Bos Mafia Playboy

Menunggu Kehilangan Nyawanya?



Menunggu Kehilangan Nyawanya?

0Imelda dan juga Laura saling memandang satu sama lain. Mereka berdua sama-sama menaikkan kedua alis matanya. Sambil menahan senyuman di wajah mereka, kedua wanita itu melirik Vincent secara bersamaan. Akhirnya tawa mereka pecah juga, Imelda dan Laura sama-sama terkekeh geli melihat kekesalan seorang pria yang menyebut dirinya seorang supir.     

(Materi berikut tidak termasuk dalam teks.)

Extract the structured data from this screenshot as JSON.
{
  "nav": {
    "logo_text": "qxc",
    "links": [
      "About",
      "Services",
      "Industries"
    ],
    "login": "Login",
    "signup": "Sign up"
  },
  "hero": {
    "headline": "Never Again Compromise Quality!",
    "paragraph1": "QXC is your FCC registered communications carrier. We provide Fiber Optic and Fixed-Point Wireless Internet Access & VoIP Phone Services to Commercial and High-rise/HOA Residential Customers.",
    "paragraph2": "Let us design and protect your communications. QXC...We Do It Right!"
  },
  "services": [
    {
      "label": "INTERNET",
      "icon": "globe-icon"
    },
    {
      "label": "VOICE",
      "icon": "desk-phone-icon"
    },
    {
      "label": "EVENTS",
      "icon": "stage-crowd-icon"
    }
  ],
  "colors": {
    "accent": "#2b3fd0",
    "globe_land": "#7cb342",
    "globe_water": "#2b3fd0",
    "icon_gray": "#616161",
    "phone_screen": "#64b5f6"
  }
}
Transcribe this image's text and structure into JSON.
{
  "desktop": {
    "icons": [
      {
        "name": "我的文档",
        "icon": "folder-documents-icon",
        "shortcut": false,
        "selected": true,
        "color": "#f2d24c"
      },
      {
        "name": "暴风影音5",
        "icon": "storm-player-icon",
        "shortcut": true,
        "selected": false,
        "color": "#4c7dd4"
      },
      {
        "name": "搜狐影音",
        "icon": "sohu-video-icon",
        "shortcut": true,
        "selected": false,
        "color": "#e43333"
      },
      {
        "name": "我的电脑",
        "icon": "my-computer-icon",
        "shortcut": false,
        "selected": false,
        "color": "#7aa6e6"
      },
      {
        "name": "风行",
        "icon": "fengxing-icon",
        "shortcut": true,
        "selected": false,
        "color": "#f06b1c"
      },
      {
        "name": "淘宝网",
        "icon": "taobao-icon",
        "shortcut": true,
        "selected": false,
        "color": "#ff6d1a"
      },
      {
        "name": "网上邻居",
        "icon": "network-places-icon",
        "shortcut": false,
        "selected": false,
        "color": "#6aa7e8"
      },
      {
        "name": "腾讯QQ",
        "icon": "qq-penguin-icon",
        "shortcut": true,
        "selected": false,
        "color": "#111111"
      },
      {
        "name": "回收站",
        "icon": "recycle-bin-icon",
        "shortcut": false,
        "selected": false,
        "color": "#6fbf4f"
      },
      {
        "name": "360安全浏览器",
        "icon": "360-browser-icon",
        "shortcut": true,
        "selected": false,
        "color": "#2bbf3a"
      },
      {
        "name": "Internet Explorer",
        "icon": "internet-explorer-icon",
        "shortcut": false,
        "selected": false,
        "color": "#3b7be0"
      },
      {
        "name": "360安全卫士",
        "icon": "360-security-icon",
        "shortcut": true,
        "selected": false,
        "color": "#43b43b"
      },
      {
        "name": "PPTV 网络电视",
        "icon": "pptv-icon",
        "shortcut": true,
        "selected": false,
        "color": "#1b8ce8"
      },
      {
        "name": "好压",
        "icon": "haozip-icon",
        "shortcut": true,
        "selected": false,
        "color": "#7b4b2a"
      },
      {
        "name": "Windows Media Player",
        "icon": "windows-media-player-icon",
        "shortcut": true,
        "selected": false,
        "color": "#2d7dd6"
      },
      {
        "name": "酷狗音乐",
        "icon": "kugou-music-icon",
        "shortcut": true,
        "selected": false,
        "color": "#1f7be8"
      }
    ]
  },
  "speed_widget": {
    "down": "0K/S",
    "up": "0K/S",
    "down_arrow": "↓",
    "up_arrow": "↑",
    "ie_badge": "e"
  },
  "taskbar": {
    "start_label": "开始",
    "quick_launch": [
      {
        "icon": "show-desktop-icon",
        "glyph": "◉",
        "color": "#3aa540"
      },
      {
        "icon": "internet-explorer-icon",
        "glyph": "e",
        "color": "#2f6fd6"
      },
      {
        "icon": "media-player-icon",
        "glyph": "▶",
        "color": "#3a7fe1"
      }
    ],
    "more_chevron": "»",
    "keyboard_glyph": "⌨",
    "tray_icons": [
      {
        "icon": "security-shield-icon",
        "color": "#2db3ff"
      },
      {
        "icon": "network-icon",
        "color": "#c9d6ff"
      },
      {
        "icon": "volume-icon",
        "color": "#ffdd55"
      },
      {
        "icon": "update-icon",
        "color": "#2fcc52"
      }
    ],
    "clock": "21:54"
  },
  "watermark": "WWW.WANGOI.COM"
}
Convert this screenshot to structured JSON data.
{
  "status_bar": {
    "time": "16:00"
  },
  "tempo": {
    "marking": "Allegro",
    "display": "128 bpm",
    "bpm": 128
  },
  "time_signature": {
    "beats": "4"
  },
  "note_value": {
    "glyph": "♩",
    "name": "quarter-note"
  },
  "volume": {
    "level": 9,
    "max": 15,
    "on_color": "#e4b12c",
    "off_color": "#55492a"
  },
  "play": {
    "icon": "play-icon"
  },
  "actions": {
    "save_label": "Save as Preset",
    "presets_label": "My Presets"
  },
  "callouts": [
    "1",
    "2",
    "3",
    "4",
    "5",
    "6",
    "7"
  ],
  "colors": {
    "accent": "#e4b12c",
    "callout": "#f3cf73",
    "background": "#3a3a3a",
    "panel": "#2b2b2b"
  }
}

"Pindah saja ke depan, Dokter Laura. Sepertinya kakakku itu sudah tidak sabar untuk duduk di sampingmu," ledek Imelda pada seorang pria yang seolah telah kehilangan senyumannya.     

"Apakah kamu tak apa-apa duduk di belakang sendirian?" Laura sedikit ragu menanyakan hal itu pada teman seprofesinya yang sebentar lagi mungkin akan menjadi adik iparnya.     

Seolah telah lupa mengkhawatirkan suaminya, Imelda langsung tertawa lepas mendengar pertanyaan itu. Ia berpikir jika kekasih dari kakaknya itu terlalu menganggap remeh dirinya.     

"Awalnya aku malah ingin berangkat sendirian tadi, Dokter Laura," sahut Imelda sembari mendorong wanita yang duduk bersamanya itu untuk segera keluar dan pindah di samping kakaknya.     

Walupun sangat ragu, Laura pun duduk di sebelah Vincent. Ia tak ingin membuat kekasihnya marah ataupun kecewa akan sikapnya itu. Dengan sengaja, ia melirik pria yang mulai menyalakan mesin mobil dan siap berangkat menyusul Brian.     

"Dokter Imelda!" panggil Laura pada wanita yang duduk di kursi belakang. "Dokter Kevin berkata jika Brian memiliki alergi terhadap obat-obatan tertentu." Ucapan Laura itu tentunya membuat Imelda sangat panik.     

Imelda mulai mengkhawatirkan suaminya. Ia kembali gelisah dan tak bisa duduk tenang di kursi itu. "Apakah Dokter Kevin mengatakan hal lainnya tentang suamiku?" tanyanya dengan wajah yang tak karuan. Antara ketakutan dan juga kecemasan yang melebur menjadi satu.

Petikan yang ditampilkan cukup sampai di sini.